3. The method of claim 2, wherein the first collar aperture and the second collar aperture are configured so that a central axis of the first collar aperture and a central axis of the second collar aperture are each within 15 degrees of perpendicular to the central axis of the nubbin.

4. The method of claim 1, wherein the guide structure has a truncated conical shape.

5. The method of claim 4, wherein the guide structure is configured so that when the central axis of the nubbin is oriented vertically, an inner surface of the truncated conical shape is oriented at an angle of 20-40 degrees above horizontal.

6. The method of claim 1, wherein the nubbin has an inner diameter equal to 8 and ⅝ inches+/−5 inches.

7. The method of claim 1, wherein the nubbin has an outer diameter equal to 10 and ⅝ inches+/−5 inches.

8. The method of claim 1, wherein the proximal guide end has an inner diameter equal to 10 and ⅝ inches+/−5 inches.

9. The method of claim 1, wherein the proximal guide end has an outer diameter equal to 12 and ⅝ inches+/−5 inches.

10. The method of claim 1, wherein the distal guide end has an inner diameter equal to 16 and ⅝ inches+/−5 inches.
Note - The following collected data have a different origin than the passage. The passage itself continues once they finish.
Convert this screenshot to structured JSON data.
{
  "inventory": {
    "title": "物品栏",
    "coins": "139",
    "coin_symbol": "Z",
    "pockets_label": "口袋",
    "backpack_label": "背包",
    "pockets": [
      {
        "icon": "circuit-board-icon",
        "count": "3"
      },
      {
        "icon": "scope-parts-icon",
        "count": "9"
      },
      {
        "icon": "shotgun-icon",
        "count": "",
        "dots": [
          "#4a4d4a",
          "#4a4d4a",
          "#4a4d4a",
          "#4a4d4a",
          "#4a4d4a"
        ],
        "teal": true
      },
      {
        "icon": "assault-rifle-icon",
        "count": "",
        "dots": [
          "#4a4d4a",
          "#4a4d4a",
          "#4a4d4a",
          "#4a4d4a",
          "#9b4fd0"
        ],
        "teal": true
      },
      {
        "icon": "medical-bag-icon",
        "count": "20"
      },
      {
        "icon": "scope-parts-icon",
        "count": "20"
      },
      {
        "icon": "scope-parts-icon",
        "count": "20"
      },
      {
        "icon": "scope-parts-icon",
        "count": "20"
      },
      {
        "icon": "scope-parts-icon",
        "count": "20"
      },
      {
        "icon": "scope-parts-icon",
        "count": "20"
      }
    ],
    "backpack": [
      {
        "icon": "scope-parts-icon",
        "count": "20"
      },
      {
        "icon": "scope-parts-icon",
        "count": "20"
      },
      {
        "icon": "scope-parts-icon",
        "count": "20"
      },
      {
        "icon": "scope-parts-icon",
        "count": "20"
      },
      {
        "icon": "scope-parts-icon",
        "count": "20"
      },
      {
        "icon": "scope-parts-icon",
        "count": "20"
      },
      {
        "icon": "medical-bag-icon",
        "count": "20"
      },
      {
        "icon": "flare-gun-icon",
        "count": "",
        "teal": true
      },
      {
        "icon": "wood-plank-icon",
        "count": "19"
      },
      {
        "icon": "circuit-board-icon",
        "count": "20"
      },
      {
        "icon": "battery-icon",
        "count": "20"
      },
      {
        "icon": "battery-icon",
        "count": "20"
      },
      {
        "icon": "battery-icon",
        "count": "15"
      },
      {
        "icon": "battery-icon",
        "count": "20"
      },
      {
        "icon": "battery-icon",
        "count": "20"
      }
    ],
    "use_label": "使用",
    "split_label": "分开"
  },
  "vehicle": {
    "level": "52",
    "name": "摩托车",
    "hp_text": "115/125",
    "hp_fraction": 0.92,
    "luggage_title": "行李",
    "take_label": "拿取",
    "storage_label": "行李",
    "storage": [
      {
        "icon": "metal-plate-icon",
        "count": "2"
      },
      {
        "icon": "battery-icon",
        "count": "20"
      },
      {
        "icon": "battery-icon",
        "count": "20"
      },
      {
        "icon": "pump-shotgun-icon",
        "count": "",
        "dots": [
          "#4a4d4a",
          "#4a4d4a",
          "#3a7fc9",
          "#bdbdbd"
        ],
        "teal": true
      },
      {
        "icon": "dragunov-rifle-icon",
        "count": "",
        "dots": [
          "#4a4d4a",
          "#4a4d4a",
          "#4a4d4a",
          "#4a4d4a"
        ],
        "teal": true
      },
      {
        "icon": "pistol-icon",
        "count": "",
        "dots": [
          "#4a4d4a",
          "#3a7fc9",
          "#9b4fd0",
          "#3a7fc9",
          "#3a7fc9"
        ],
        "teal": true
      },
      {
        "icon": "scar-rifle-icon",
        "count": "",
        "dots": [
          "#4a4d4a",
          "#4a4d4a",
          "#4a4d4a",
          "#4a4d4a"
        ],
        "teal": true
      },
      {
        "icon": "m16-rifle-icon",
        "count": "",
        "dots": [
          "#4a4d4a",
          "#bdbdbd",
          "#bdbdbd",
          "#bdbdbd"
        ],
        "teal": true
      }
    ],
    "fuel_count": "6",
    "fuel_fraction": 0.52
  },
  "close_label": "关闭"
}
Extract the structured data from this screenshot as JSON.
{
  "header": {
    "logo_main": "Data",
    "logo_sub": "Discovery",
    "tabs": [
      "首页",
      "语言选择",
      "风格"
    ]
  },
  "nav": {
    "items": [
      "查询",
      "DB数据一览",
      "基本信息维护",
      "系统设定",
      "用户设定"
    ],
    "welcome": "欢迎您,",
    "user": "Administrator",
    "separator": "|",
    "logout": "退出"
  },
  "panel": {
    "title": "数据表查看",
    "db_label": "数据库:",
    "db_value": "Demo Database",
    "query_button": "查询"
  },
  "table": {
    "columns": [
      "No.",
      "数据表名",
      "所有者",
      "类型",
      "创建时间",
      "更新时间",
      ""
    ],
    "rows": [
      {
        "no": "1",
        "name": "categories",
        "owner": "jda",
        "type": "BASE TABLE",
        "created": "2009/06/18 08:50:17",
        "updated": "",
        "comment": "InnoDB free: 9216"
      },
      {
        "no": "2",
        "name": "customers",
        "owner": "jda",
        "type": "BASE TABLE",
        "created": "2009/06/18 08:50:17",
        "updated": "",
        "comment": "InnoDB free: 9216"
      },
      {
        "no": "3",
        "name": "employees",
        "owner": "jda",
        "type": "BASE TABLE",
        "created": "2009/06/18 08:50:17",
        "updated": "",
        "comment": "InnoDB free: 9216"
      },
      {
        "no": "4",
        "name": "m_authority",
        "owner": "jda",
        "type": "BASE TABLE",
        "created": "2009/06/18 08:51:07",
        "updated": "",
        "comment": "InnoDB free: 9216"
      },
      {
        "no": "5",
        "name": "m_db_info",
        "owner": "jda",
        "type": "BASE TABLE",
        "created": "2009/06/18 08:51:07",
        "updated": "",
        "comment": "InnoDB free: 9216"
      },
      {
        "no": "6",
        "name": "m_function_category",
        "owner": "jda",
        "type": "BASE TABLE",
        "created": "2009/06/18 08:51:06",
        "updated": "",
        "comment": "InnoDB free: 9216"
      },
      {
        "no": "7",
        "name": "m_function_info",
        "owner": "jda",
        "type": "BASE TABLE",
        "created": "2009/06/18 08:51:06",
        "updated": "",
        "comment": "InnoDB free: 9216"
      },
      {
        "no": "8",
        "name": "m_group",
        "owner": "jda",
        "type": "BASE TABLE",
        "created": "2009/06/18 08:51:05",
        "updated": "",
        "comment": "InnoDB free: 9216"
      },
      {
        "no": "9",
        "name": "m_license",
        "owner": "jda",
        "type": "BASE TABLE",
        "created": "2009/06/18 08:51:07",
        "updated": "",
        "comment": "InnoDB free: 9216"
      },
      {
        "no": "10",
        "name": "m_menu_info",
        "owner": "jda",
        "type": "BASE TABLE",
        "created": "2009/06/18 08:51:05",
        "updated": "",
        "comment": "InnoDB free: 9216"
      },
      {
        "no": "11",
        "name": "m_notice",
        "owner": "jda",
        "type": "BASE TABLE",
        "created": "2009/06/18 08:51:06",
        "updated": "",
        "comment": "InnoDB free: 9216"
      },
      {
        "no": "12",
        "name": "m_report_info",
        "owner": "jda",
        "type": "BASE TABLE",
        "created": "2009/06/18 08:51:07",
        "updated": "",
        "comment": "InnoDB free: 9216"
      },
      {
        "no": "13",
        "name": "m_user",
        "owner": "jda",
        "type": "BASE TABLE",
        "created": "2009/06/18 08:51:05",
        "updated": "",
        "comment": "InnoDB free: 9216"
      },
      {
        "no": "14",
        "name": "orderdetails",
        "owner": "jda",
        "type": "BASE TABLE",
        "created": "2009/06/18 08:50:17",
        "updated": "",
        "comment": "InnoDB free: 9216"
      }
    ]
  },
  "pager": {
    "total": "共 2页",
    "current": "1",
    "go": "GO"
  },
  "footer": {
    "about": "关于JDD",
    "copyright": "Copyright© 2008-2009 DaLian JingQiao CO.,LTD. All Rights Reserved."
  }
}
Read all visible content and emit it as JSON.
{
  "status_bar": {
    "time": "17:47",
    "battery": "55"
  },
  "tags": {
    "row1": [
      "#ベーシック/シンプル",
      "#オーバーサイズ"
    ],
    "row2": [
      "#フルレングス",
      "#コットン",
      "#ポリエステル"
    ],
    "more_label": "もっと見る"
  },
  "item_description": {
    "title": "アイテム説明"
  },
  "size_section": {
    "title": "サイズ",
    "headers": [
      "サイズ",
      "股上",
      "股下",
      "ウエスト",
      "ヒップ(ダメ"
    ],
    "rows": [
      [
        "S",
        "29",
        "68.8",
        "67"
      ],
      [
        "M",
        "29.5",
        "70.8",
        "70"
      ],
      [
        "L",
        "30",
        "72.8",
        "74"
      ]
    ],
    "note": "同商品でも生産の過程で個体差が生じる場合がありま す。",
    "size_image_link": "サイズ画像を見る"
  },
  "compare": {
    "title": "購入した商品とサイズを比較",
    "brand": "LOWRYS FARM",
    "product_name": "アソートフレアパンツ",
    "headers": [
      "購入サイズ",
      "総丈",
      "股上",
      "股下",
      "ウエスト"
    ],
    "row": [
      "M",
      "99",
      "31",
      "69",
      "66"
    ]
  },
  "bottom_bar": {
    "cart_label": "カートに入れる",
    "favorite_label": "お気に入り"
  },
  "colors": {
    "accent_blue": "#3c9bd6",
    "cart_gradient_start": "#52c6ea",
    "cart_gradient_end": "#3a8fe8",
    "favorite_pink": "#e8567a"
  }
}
11. The method of claim 1, wherein the distal guide end has an outer diameter equal to 18 and ⅝ inches+/−5 inches.

12. The method of claim 1, wherein the guide structure comprises aluminum.

13. The method of claim 1, wherein the target structure comprises a pipe or casing.

14. The method of claim 1,

the proximal guide portion being fixed to the nubbin collar; and

the conduit being circumferentially continuous around the cross-section of the void for at least a portion of the proximal guide portion.

15. The method of claim 14, wherein the cross-sectional dimension is a diameter.

16. The method of claim 1, wherein an inner surface of the nubbin is non-threaded.

17. The method of claim 1, wherein the moving step comprises:

moving the leading portion of the gripping tool from a first position outside the guide structure to a second position inside the guide structure, from the second position inside the guide structure to a third position inside the nubbin, from the third position inside the nubbin to a fourth position inside the target structure.

18. The method of claim 1, wherein the target structure comprises a tubular located at a site for drilling a wellbore.